Good thing for Romney that nobody reads Newsweek any more. The article isn’t available online (yet?), but I have to say judging just from the cover it looks like a cheap shot. In any case, I’d have said the problem was arrogance, not insecurity.
(Just to make things worse, my son, seeing this cover’s top tagline said, “I knew Romney was a job killer, but I didn’t realize he was a mass murderer.”)
Meanwhile, Romneyshambles Continues in Israel (per Kevin Drum).
Update (7/30): Here’s a taste of the article:
The Sun even went so far as to dub him “Mitt the Twit.”
It was an astonishing faux pas—one of many packed into his brief visit. And it makes one wonder: if elected, Romney is going to have to work hand-in-glove with Prime Minister David Cameron and other world leaders on the ongoing global financial crisis and other issues. What unintended offenses are going to tumble out of his mouth then, when he’s representing our nation on the world stage?
The episode highlights what’s really wrong with Romney. He’s kind of lame, and he’s really … annoying. He keeps saying these … things, these incredibly off-key things. Then he apologizes immediately—with all the sincerity of a hostage. Or maybe he doesn’t: sometimes he whines about the subsequent attacks on him. But the one thing he never does? Man up, double down, take his lumps.

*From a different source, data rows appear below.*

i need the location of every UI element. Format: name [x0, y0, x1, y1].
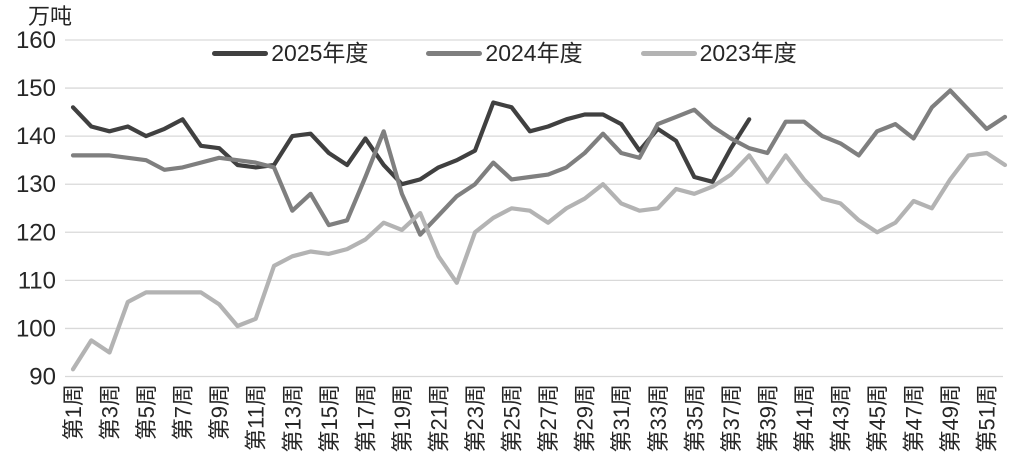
x-tick-label: 第45周	[865, 384, 890, 452]
x-tick-label: 第23周	[463, 384, 488, 452]
x-tick-label: 第41周	[792, 384, 817, 452]
series-line-2025年度	[70, 100, 752, 187]
x-tick-label: 第31周	[609, 384, 634, 452]
x-tick-label: 第51周	[975, 384, 1000, 452]
y-tick-label: 150	[16, 75, 56, 102]
y-tick-label: 120	[16, 219, 56, 246]
y-tick-label: 110	[18, 267, 56, 294]
x-tick-label: 第7周	[171, 384, 196, 440]
x-tick-label: 第17周	[353, 384, 378, 452]
x-tick-label: 第49周	[938, 384, 963, 452]
series-line-2023年度	[70, 150, 1008, 372]
y-tick-label: 140	[16, 123, 56, 150]
x-tick-label: 第35周	[682, 384, 707, 452]
y-tick-label: 130	[16, 171, 56, 198]
x-tick-label: 第21周	[426, 384, 451, 452]
x-tick-label: 第5周	[134, 384, 159, 440]
x-tick-label: 第37周	[719, 384, 744, 452]
x-tick-label: 第33周	[646, 384, 671, 452]
x-tick-label: 第29周	[573, 384, 598, 452]
x-tick-label: 第43周	[829, 384, 854, 452]
x-tick-label: 第27周	[536, 384, 561, 452]
y-tick-label: 90	[29, 364, 56, 391]
y-tick-label: 100	[16, 315, 56, 342]
y-axis-unit-label: 万吨	[28, 4, 73, 29]
series-line-2024年度	[70, 88, 1008, 237]
y-tick-label: 160	[16, 27, 56, 54]
x-tick-label: 第3周	[98, 384, 123, 440]
x-tick-label: 第39周	[755, 384, 780, 452]
x-tick-label: 第1周	[61, 384, 86, 440]
x-tick-label: 第15周	[317, 384, 342, 452]
x-tick-label: 第9周	[207, 384, 232, 440]
x-tick-label: 第25周	[500, 384, 525, 452]
x-tick-label: 第11周	[244, 384, 269, 451]
x-tick-label: 第47周	[902, 384, 927, 452]
x-tick-label: 第19周	[390, 384, 415, 452]
x-tick-label: 第13周	[280, 384, 305, 452]
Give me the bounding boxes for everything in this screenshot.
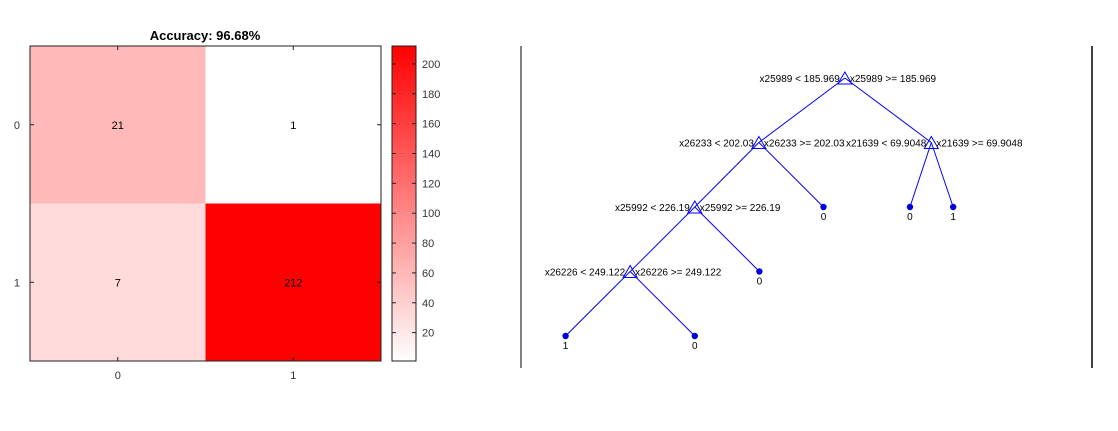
tree-edge: [844, 77, 932, 143]
colorbar-tick-label: 180: [422, 89, 440, 101]
tree-leaf-label: 0: [907, 212, 913, 223]
colorbar-tick-label: 80: [422, 238, 434, 250]
colorbar-tick-label: 60: [422, 268, 434, 280]
heatmap-row-tick-label: 0: [14, 120, 20, 132]
heatmap-cell: [30, 203, 206, 361]
colorbar-tick-label: 120: [422, 178, 440, 190]
tree-split-node: [751, 135, 767, 149]
tree-split-right-label: x26226 >= 249.122: [635, 268, 722, 279]
tree-leaf-label: 0: [757, 277, 763, 288]
heatmap-title: Accuracy: 96.68%: [150, 28, 261, 43]
tree-leaf-label: 1: [950, 212, 956, 223]
colorbar-tick-label: 160: [422, 119, 440, 131]
tree-leaf-label: 0: [692, 341, 698, 352]
tree-leaf-label: 1: [563, 341, 569, 352]
tree-split-node: [837, 71, 853, 85]
decision-tree-plot: x25989 < 185.969 x25989 >= 185.969 x26233 …: [520, 46, 1093, 368]
tree-split-left-label: x26233 < 202.03: [679, 139, 754, 150]
heatmap-cell-label: 212: [284, 277, 302, 289]
heatmap-col-tick-label: 0: [115, 370, 121, 382]
tree-edge: [694, 206, 760, 272]
tree-leaf-node: [820, 203, 827, 211]
tree-leaf-label: 0: [821, 212, 827, 223]
colorbar: 20 40 60 80 100 120 140 160 180 200: [391, 45, 440, 362]
tree-split-node: [923, 135, 940, 149]
tree-edge: [629, 271, 696, 337]
colorbar-tick-label: 100: [422, 208, 440, 220]
tree-split-right-label: x26233 >= 202.03: [764, 139, 845, 150]
tree-leaf-node: [949, 203, 957, 211]
tree-split-left-label: x25989 < 185.969: [760, 74, 841, 85]
tree-split-left-label: x21639 < 69.9048: [846, 139, 927, 150]
tree-split-right-label: x21639 >= 69.9048: [936, 139, 1023, 150]
heatmap-row-tick-label: 1: [14, 277, 20, 289]
colorbar-tick-label: 20: [422, 328, 434, 340]
heatmap-cell: [205, 46, 381, 204]
tree-edge: [629, 206, 696, 272]
tree-split-right-label: x25992 >= 226.19: [700, 203, 781, 214]
colorbar-tick-label: 140: [422, 148, 440, 160]
tree-edge: [565, 271, 631, 337]
tree-leaf-node: [691, 332, 698, 340]
heatmap-cell: [30, 46, 206, 204]
heatmap-cell-label: 21: [112, 120, 124, 132]
colorbar-tick-label: 40: [422, 298, 434, 310]
tree-edge: [758, 77, 846, 143]
heatmap-frame: [29, 45, 382, 362]
heatmap-cell-label: 1: [290, 120, 296, 132]
tree-leaf-node: [756, 268, 763, 275]
confusion-matrix-heatmap: Accuracy: 96.68% 21 1 7 212 0 1 0 1: [14, 28, 382, 382]
tree-leaf-node: [906, 203, 914, 211]
tree-leaf-node: [562, 332, 569, 340]
tree-split-node: [686, 200, 703, 214]
heatmap-col-tick-label: 1: [290, 370, 296, 382]
colorbar-tick-label: 200: [422, 59, 440, 71]
tree-split-left-label: x25992 < 226.19: [615, 203, 690, 214]
tree-split-left-label: x26226 < 249.122: [545, 268, 626, 279]
tree-edge: [694, 142, 760, 208]
tree-split-node: [622, 264, 639, 278]
tree-edge: [758, 142, 824, 208]
tree-split-right-label: x25989 >= 185.969: [850, 74, 937, 85]
colorbar-gradient: [391, 45, 417, 362]
heatmap-cell-label: 7: [115, 277, 121, 289]
tree-edge: [930, 142, 954, 208]
tree-edge: [909, 142, 932, 208]
heatmap-cell: [205, 203, 381, 361]
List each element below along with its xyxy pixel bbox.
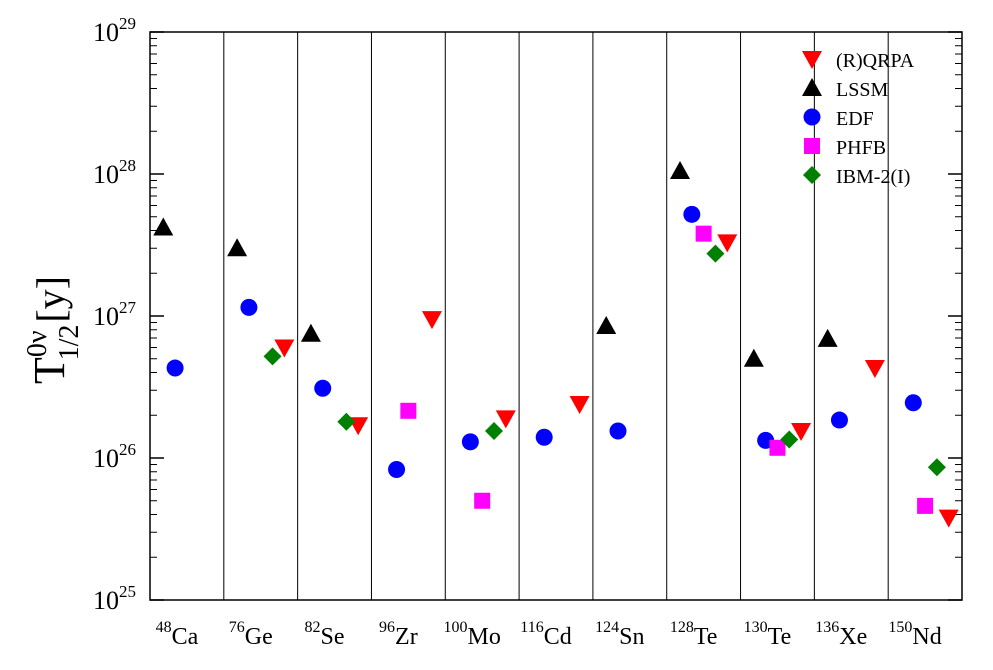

In 1987, this magazine created a famous hubbub by labeling George H.W. Bush a “wimp” on its cover. “The Wimp Factor.” Huge stir. And not entirely fair—the guy had been an aviator in the war, the big war, the good war, and he was even shot down out over the Pacific, cockpit drenched in smoke and fumes, at an age (20) when in most states he couldn’t even legally drink a beer. In hindsight, Poppy looks like Dirty Harry Callahan compared with Romney, who spent his war (Vietnam) in—ready?—Paris. Where he learned … French. Up to his eyeballs in deferments. Where Reagan saddled up a horse with the masculine name of El Alamein, Mitt saddles up something called Rafalca—except that he doesn’t even really do that, his wife does (dressage). And speaking of Ann—did you notice that she was the one driving the Jet Ski on their recent vacation, while Mitt rode on the back, hanging on, as Paul Begala put it to me last week, “like a helpless papoose”?